My Trauma Taught Me…

One day I woke up different.  It had been a long time in the making – forty-seven years to be exact!  Years of over-functioning for others together with compassion fatigue forced me to reevaluate my sense of self.  Well, maybe a few therapy sessions helped, too! I was officially finished trying to figure out who was on my side, against me, or who was walking warily down the middle because they did not have the guts to pick a side.  I was done with anything that did not bring me peace or pleasure.  The damaging people in my life were given tighter boundaries or purged.  Their negative energy would no longer infect my peace, nor would I allow their bitterness to penetrate my positivity.  

Awakening to trauma is painful and scary.  For me, it has been an isolating experience.  Feeling the feelings and not becoming the emotions is harder said than done.  When I began my healing journey, it was almost overwhelming to see how trauma manifested everywhere in society, mainly within my family system is where I saw it front and center.  I continue to witness my trauma, allow it to be present then release it without judgment.  This process of reconciling my resentment started to change my life.  To be honest, it was not just one day that gave me hope to move past the generational gook.  It was a collection of days that forced me to see through the darkness and allow my light to triumph.  Realizing life is too short of leaving the key to my happiness in someone else’s pocket was a delightful feeling.

Trauma is an intelligent process.  It took time to understand its impact on me and my actions towards myself and others.  I believe we all can relearn and unlearn our past behaviors.  I try to describe the effects of trauma is when our inner emotional world becomes the outer emotional world.  Which often leads to hurt, traumatized people hurting and traumatizing people.  The fragmented worlds of emotion we live in are invisible forces.  The nature of trauma is multifaceted.  This inner and social disconnect or dislocation of psychosocial integration is what I want to explore further, both in myself and its effects on others.
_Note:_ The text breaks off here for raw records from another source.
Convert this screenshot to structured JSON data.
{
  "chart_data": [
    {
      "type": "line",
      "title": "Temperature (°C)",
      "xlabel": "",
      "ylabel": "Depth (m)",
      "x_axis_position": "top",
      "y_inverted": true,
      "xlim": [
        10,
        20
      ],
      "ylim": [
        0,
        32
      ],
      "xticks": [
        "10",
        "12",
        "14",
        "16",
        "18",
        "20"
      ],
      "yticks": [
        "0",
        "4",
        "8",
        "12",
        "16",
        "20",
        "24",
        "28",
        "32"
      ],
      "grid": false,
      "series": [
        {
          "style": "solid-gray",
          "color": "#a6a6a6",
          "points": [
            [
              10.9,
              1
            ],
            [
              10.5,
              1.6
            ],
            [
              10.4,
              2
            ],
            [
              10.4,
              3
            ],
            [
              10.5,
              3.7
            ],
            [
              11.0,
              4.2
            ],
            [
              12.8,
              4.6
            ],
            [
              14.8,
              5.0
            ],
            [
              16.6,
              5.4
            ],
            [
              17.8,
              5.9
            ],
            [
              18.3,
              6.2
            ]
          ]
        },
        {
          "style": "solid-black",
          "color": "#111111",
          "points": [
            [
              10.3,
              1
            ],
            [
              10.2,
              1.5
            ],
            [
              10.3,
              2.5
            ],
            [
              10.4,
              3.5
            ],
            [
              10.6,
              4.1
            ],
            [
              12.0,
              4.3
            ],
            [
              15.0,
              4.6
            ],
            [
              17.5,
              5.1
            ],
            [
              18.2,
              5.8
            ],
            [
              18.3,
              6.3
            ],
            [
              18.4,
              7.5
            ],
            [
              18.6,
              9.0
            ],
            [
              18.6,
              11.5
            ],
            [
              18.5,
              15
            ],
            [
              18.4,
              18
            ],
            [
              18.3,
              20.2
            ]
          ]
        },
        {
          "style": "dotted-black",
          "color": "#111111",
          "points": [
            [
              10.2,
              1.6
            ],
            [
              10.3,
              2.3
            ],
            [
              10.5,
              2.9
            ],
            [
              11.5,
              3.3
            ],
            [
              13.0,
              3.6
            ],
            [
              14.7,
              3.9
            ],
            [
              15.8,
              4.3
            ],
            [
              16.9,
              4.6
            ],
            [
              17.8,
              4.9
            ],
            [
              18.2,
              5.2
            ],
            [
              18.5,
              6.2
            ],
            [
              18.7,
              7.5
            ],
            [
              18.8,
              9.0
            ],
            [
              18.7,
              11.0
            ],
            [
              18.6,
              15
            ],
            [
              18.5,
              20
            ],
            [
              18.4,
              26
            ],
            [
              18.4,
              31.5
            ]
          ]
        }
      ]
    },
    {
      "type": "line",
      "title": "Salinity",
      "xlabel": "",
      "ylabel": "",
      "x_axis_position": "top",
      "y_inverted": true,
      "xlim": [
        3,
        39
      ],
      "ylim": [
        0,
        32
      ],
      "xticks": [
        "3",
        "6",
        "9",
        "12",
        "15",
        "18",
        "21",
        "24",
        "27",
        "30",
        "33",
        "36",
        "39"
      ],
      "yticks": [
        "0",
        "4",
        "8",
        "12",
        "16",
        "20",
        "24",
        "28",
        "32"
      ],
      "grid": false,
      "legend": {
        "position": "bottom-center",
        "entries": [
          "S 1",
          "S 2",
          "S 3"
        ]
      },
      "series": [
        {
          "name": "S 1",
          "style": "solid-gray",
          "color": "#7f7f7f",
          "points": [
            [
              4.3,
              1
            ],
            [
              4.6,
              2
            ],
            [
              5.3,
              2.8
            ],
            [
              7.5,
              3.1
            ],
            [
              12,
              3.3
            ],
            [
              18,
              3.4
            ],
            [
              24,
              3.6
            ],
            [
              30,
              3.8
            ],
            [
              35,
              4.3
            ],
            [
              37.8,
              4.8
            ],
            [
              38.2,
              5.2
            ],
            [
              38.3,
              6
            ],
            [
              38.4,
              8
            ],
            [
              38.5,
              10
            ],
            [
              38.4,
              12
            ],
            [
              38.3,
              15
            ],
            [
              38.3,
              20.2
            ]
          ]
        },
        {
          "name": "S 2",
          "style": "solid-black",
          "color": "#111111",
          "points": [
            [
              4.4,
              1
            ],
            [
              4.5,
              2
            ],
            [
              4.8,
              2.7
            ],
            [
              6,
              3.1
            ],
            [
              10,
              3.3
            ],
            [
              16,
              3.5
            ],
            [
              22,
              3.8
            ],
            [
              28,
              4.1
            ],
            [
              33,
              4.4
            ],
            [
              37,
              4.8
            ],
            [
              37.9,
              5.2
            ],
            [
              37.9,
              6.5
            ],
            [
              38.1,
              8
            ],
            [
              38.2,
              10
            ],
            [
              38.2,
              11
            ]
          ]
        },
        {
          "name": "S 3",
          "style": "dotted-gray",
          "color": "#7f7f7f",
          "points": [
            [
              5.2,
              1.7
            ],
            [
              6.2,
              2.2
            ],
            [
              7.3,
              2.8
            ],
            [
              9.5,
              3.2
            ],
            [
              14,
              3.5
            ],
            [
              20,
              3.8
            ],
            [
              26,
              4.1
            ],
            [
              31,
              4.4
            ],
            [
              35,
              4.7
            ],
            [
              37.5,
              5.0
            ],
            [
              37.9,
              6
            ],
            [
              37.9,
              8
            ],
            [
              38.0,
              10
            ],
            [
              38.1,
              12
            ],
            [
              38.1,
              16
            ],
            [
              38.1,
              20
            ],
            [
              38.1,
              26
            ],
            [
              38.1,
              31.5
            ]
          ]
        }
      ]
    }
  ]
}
With my continued research towards my dissertation in the field of epigenetics and inheritance of trauma, I have been introduced to leading experts.  One of them being Dr. Gabor Mate, a palliative care physician who devotes his energies to addicted men and women.  Watching a documentary recently on the Wisdom of Trauma with Dr. Gabor Mate and other experts in the field such as Thomas Hubl, I learned that trauma causes us to live in survival mode.  A hypervigilant state where we are ‘looking over our shoulder’ always believing people are out to hurt us equating to a lack of self-trust.  Both Mate and Hubl talk about trauma and recognize it is a colossal and complex dilemma.  Having abandonment issues and dealing with the death of a parent at a very young age has caused suffering in ways I could not have imagined.  Yet, I became adept at masking and ignoring the pain; outrunning or pretending it did not affect me.
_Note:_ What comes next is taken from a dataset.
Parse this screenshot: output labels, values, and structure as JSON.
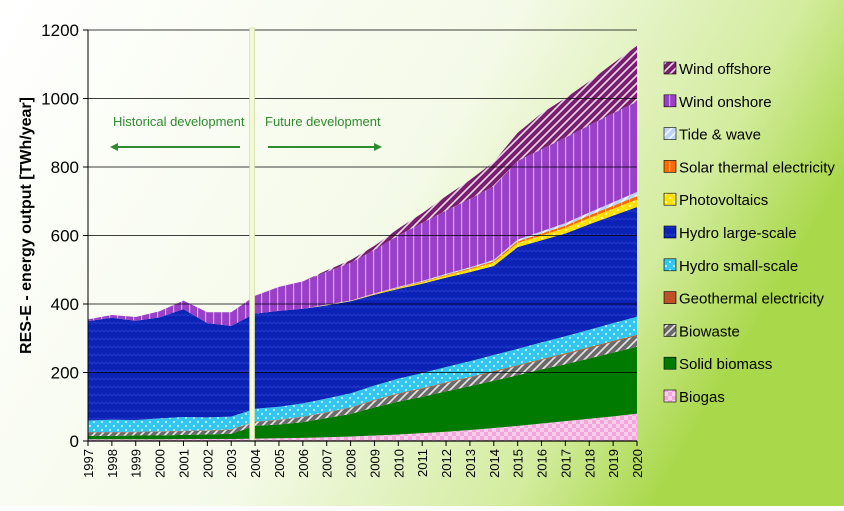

To heal from trauma, we must learn how to trust ourselves again, return to our bodies, and forgive ourselves for what we did while we were in survival mode.  I will continue to explore my journey with trauma and the disconnect we face in the realm of pseudo-connectivity in our technological age.  Our society fails to talk about trauma and what drives people into addiction and emotional pain.  We live through a time when there is a desperate need to escape the isolation and dismay of our daily lives.  I entered and found safety in my fictional town of Numbville in the hope of finding solace from my imbalanced feelings.  This place I escaped to avoid the desperate feeling of dismay in my daily life.  As the highs and lows of my life felt overwhelming. The inside and outside noises around me dulled when I was in my place of refuge.  No one bothered me in Numbville.  I would watch the world and all its players like a variety show.  My limited participation in life was half-hearted – like never being fully alive in my own body.  I found comfort, safety and security staying within the confines of this walled city I concocted.

Healing our collective trauma is a process that will take time and energy.  I am hopeful that my journey of integrating my intergenerational and cultural wounds will be an example for others to follow. For the longest time, I felt my muddled mind was mental illness, yet this could be a genetic flaw from my father and mother.  I also learned that parents who generate trauma were traumatized themselves, repeating the cycle they once learned as children.  I will delve deeper into this when I discuss the epigenetics and inheritance of trauma biologically. For example, I had a father who was an angry alcoholic who abused my mother while intoxicated.  My mother was emotionless and lacked the parental tools to give me love and attention. What my trauma has taught me is that my parents did not intend to traumatize me.  Both my parents did the best they could with the level of awareness they had at the time.  As I continue to uncover the underlying dynamics of both individual and collective trauma, I will heal not only my own deepest wounds but access my higher potential not to allow transmission of this trauma for future generations.  To me, that is a beautiful thing trauma taught me.